2 The purpose of the NMLS MSB Call Report is to provide timely, comprehensive, and uniform information and reporting frequencies concerning financial condition, transactional activities, and compliance with state permissible investment requirements on entities licensed as money services businesses. For more information, see https://nationwidelicensingsystem.org/slr/common/Pages/MoneyServicesBusinessesCallReport.aspx. 

4 In the Uniform Law Commission’s Uniform Money Services Act, money transmission was defined to include receiving money or monetary value for transmission. Monetary value was defined as “a medium of exchange, whether or not redeemable in money.” Medium of exchange is described in the commentary as “value that is being exchanged [and] accepted by a community, larger than the two parties to the exchange.” By regulating the transmission of commonly accepted value, the Uniform Money Services Act set a baseline for activities-based regulation that has withstood two decades of rapid technological innovation. 

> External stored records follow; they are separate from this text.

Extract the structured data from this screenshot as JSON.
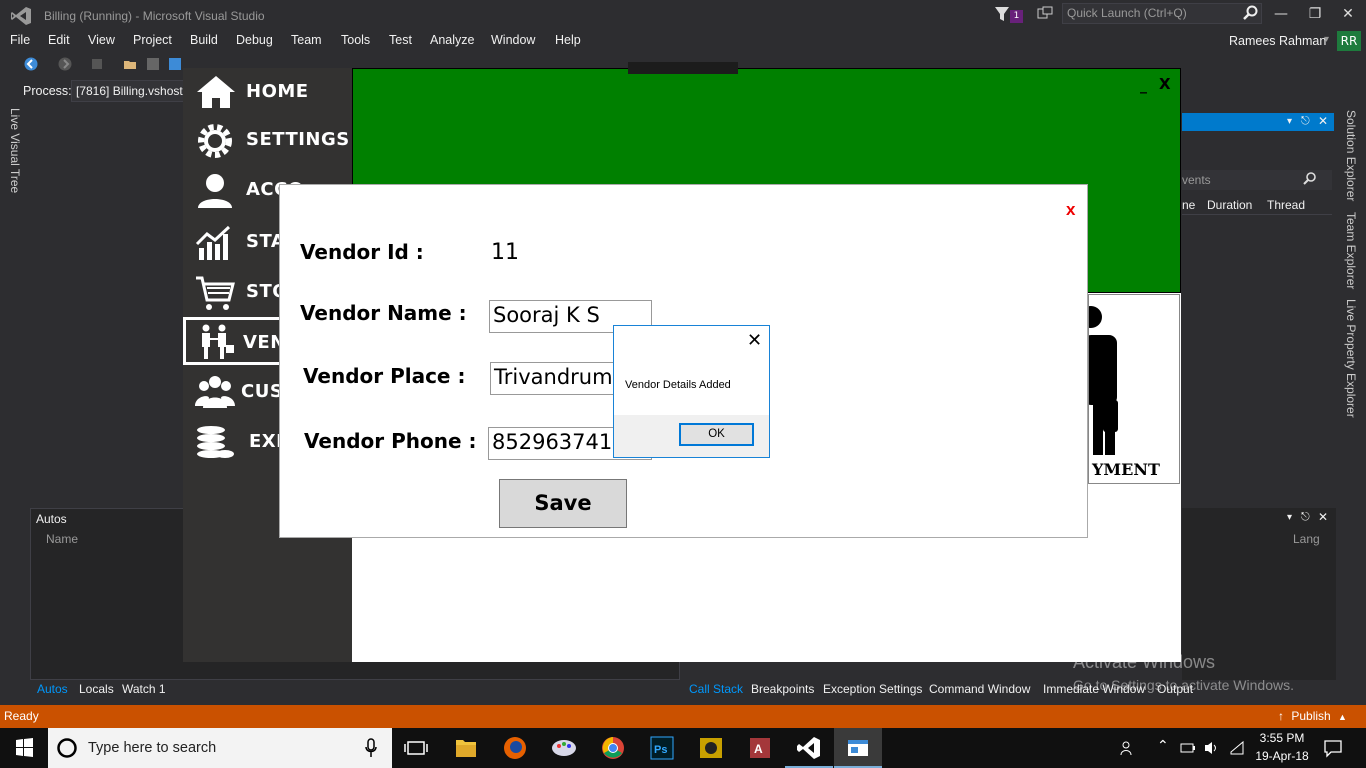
{
  "vs": {
    "title": "Billing (Running) - Microsoft Visual Studio",
    "notification_count": "1",
    "quick_launch_placeholder": "Quick Launch (Ctrl+Q)",
    "menu": [
      "File",
      "Edit",
      "View",
      "Project",
      "Build",
      "Debug",
      "Team",
      "Tools",
      "Test",
      "Analyze",
      "Window",
      "Help"
    ],
    "user_name": "Ramees Rahman",
    "user_initials": "RR",
    "process_label": "Process:",
    "process_value": "[7816] Billing.vshost.",
    "left_tab": "Live Visual Tree",
    "right_tabs": [
      "Solution Explorer",
      "Team Explorer",
      "Live Property Explorer"
    ],
    "diag_search": "vents",
    "diag_columns": [
      "ne",
      "Duration",
      "Thread"
    ],
    "autos_title": "Autos",
    "autos_name_col": "Name",
    "lang_col": "Lang",
    "bottom_left_tabs": [
      "Autos",
      "Locals",
      "Watch 1"
    ],
    "bottom_right_tabs": [
      "Call Stack",
      "Breakpoints",
      "Exception Settings",
      "Command Window",
      "Immediate Window",
      "Output"
    ],
    "status": "Ready",
    "publish": "Publish",
    "activate_line1": "Activate Windows",
    "activate_line2": "Go to Settings to activate Windows."
  },
  "taskbar": {
    "search_placeholder": "Type here to search",
    "time": "3:55 PM",
    "date": "19-Apr-18"
  },
  "app": {
    "nav": [
      "HOME",
      "SETTINGS",
      "ACCOUNTS",
      "STATISTICS",
      "STOCK",
      "VENDOR",
      "CUSTOMER",
      "EXPENSE"
    ],
    "nav_visible": [
      "HOME",
      "SETTINGS",
      "ACCO",
      "STAT",
      "STO",
      "VEN",
      "CUST",
      "EXP"
    ],
    "minimize": "_",
    "close": "X",
    "payment_label": "YMENT"
  },
  "vendor_form": {
    "close": "x",
    "id_label": "Vendor Id :",
    "id_value": "11",
    "name_label": "Vendor Name :",
    "name_value": "Sooraj K S",
    "place_label": "Vendor Place :",
    "place_value": "Trivandrum",
    "phone_label": "Vendor Phone :",
    "phone_value": "8529637412",
    "save_label": "Save"
  },
  "message_box": {
    "text": "Vendor Details Added",
    "ok_label": "OK",
    "close": "✕"
  },
  "colors": {
    "vs_background": "#2d2d30",
    "status_bar": "#ca5100",
    "app_header_green": "#008000",
    "accent": "#007acc"
  }
}
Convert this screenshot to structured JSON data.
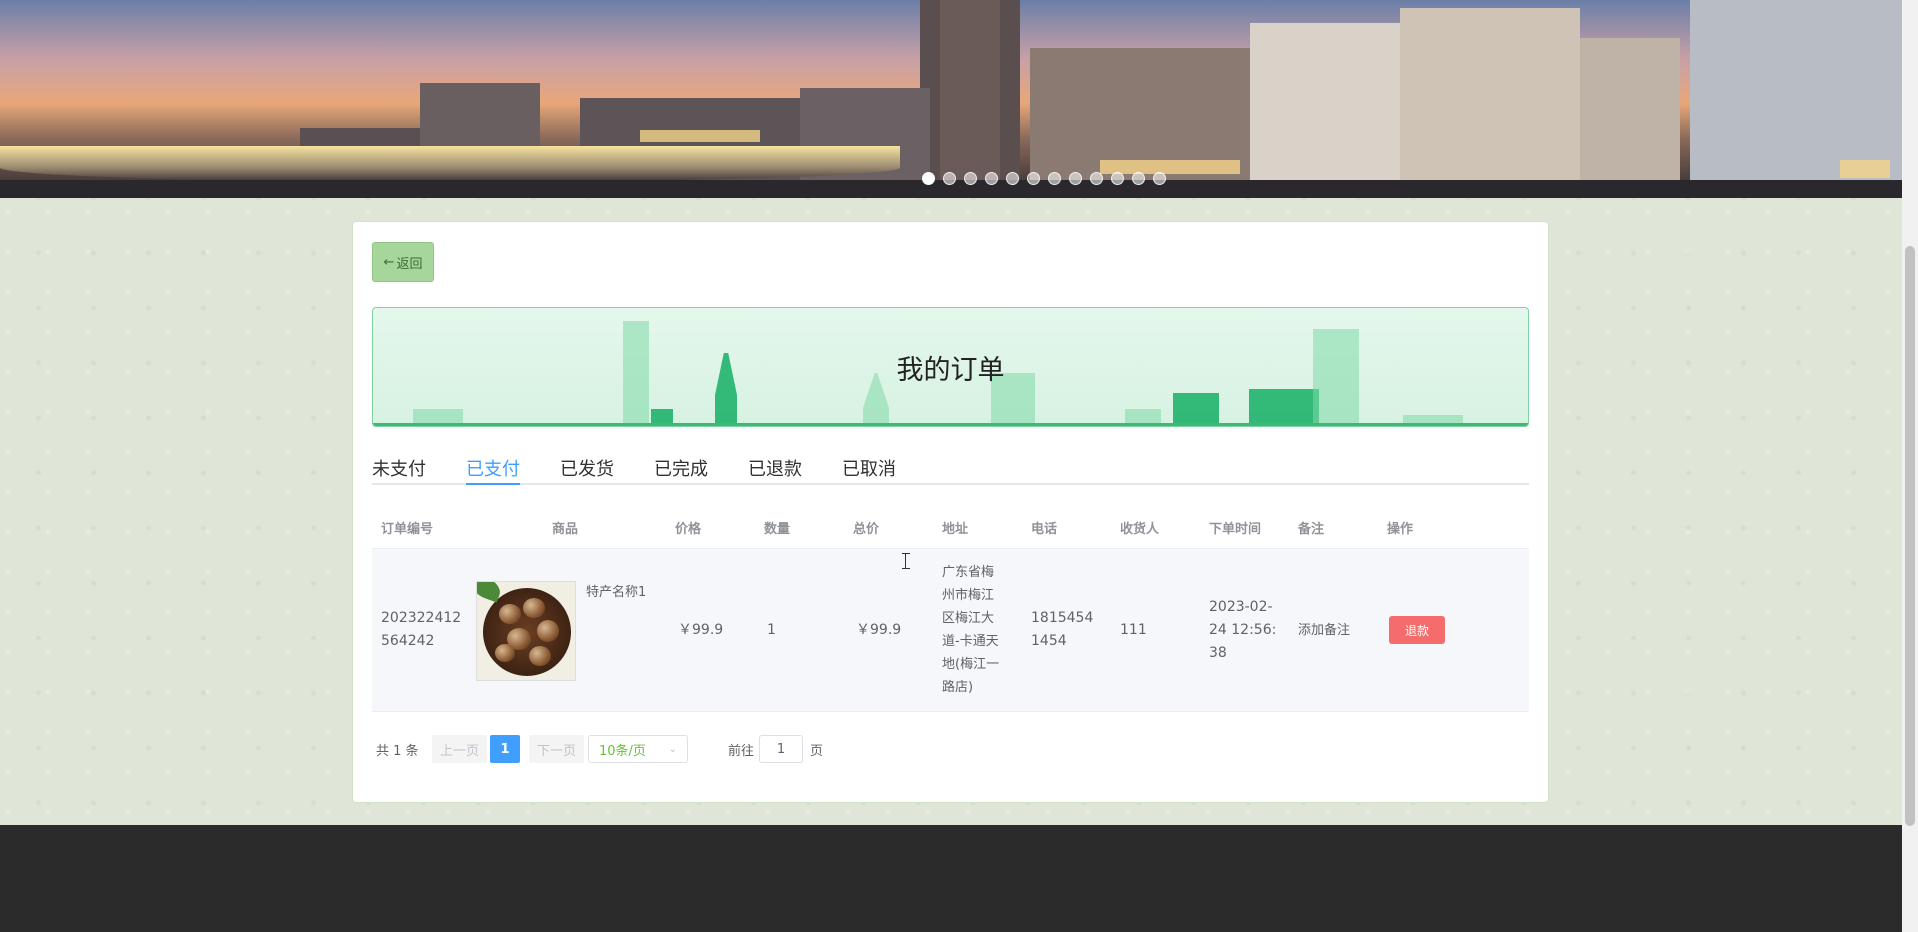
{
  "back_button": {
    "arrow": "←",
    "label": "返回"
  },
  "title": "我的订单",
  "tabs": [
    {
      "label": "未支付"
    },
    {
      "label": "已支付"
    },
    {
      "label": "已发货"
    },
    {
      "label": "已完成"
    },
    {
      "label": "已退款"
    },
    {
      "label": "已取消"
    }
  ],
  "active_tab": 1,
  "table": {
    "headers": [
      "订单编号",
      "商品",
      "价格",
      "数量",
      "总价",
      "地址",
      "电话",
      "收货人",
      "下单时间",
      "备注",
      "操作"
    ],
    "rows": [
      {
        "order_no": "202322412564242",
        "product_name": "特产名称1",
        "price": "￥99.9",
        "quantity": "1",
        "total": "￥99.9",
        "address": "广东省梅州市梅江区梅江大道-卡通天地(梅江一路店)",
        "phone": "18154541454",
        "receiver": "111",
        "order_time": "2023-02-24 12:56:38",
        "note": "添加备注",
        "action": "退款"
      }
    ]
  },
  "pagination": {
    "total_text": "共 1 条",
    "prev": "上一页",
    "current_page": "1",
    "next": "下一页",
    "page_size": "10条/页",
    "goto_label": "前往",
    "goto_value": "1",
    "page_suffix": "页"
  },
  "colors": {
    "accent": "#409eff",
    "danger": "#f56c6c",
    "back_button": "#a7d69a",
    "title_panel": "#d7f2e2"
  },
  "banner": {
    "slides": 12,
    "active_slide": 0
  }
}
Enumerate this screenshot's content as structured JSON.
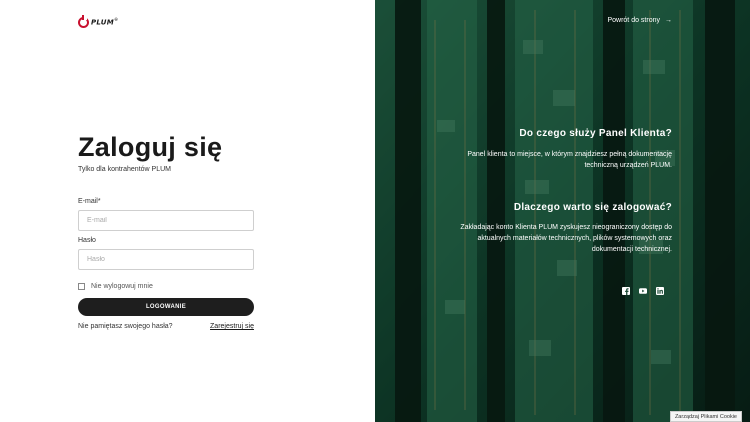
{
  "brand": {
    "logo_text": "PLUM",
    "logo_tm": "®"
  },
  "login": {
    "title": "Zaloguj się",
    "subtitle": "Tylko dla kontrahentów PLUM",
    "email_label": "E-mail*",
    "email_placeholder": "E-mail",
    "email_value": "",
    "password_label": "Hasło",
    "password_placeholder": "Hasło",
    "password_value": "",
    "remember_label": "Nie wylogowuj mnie",
    "remember_checked": false,
    "login_button": "LOGOWANIE",
    "forgot_text": "Nie pamiętasz swojego hasła?",
    "register_link": "Zarejestruj się"
  },
  "info": {
    "back_link": "Powrót do strony",
    "back_icon": "arrow-right-icon",
    "heading_1": "Do czego służy Panel Klienta?",
    "text_1": "Panel klienta to miejsce, w którym znajdziesz pełną dokumentację techniczną urządzeń PLUM.",
    "heading_2": "Dlaczego warto się zalogować?",
    "text_2": "Zakładając konto Klienta PLUM zyskujesz nieograniczony dostęp do aktualnych materiałów technicznych, plików systemowych oraz dokumentacji technicznej.",
    "socials": [
      "facebook-icon",
      "youtube-icon",
      "linkedin-icon"
    ]
  },
  "cookie": {
    "label": "Zarządzaj Plikami Cookie"
  },
  "colors": {
    "accent": "#c8102e",
    "button_bg": "#1e1e1e",
    "panel_bg": "#1d5c43"
  }
}
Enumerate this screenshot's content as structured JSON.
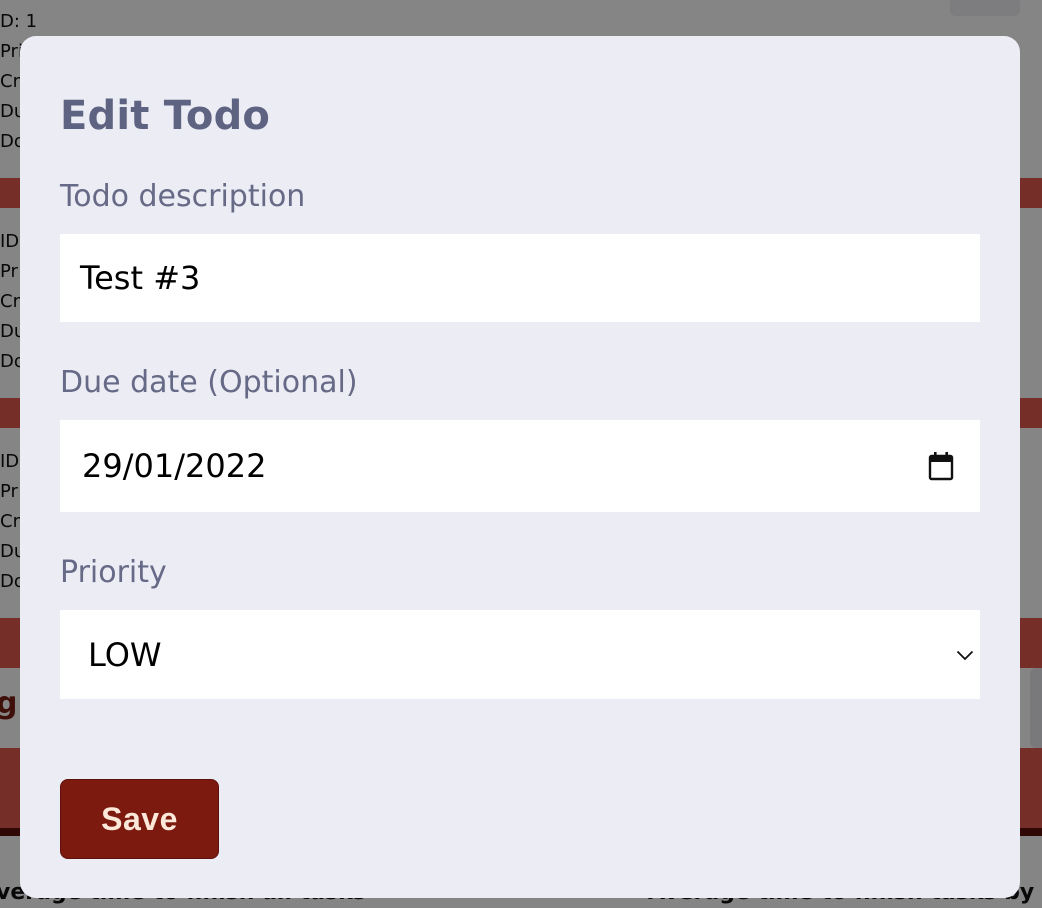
{
  "background": {
    "card_lines": [
      [
        "D: 1",
        "Pri",
        "Cre",
        "Du",
        "Do"
      ],
      [
        "ID",
        "Pr",
        "Cr",
        "Du",
        "Do"
      ],
      [
        "ID",
        "Pr",
        "Cr",
        "Du",
        "Do"
      ]
    ],
    "heading_fragment": "g",
    "bottom_left_text": "verage time to finish all tasks",
    "bottom_right_text": "Average time to finish tasks by pr"
  },
  "modal": {
    "title": "Edit Todo",
    "description": {
      "label": "Todo description",
      "value": "Test #3"
    },
    "due_date": {
      "label": "Due date (Optional)",
      "value": "29/01/2022"
    },
    "priority": {
      "label": "Priority",
      "value": "LOW"
    },
    "save_label": "Save"
  },
  "colors": {
    "modal_bg": "#ebecf4",
    "title": "#5f6382",
    "label": "#666a86",
    "save_bg": "#7d1a10",
    "save_text": "#fbe8d8"
  },
  "icons": {
    "date_picker": "calendar-icon",
    "select": "chevron-down-icon"
  }
}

5 Many stablecoins likely fit within the definition of stored value. The CSBS Money Transmission Modernization Act defines stored value as “monetary value representing a claim against the issuer evidenced by an electronic or digital record, and that is intended and accepted for use as a means of redemption for money or monetary value, or payment for goods or services.” When stablecoins perform this activity, they likely should be considered money transmission. When stablecoins are an investment of money in a common enterprise with a reasonable expectation of profit from the efforts of others, they likely should be considered securities. CSBS welcomes the opportunity to explore clear lines between these definitions and acceptable safe harbors that would differentiate the activities. Shape 

6 For a background and overview of the NMLS MSB Call Report, see MSB Call Report Overview and Definitions. 

7 CSBS operates the Nationwide Multistate Licensing System (NMLS) which is the system of record for non- depository, financial services licensing or registration in participating state agencies, including the District of Columbia and U.S. Territories of Puerto Rico, the U.S. Virgin Islands, and Guam.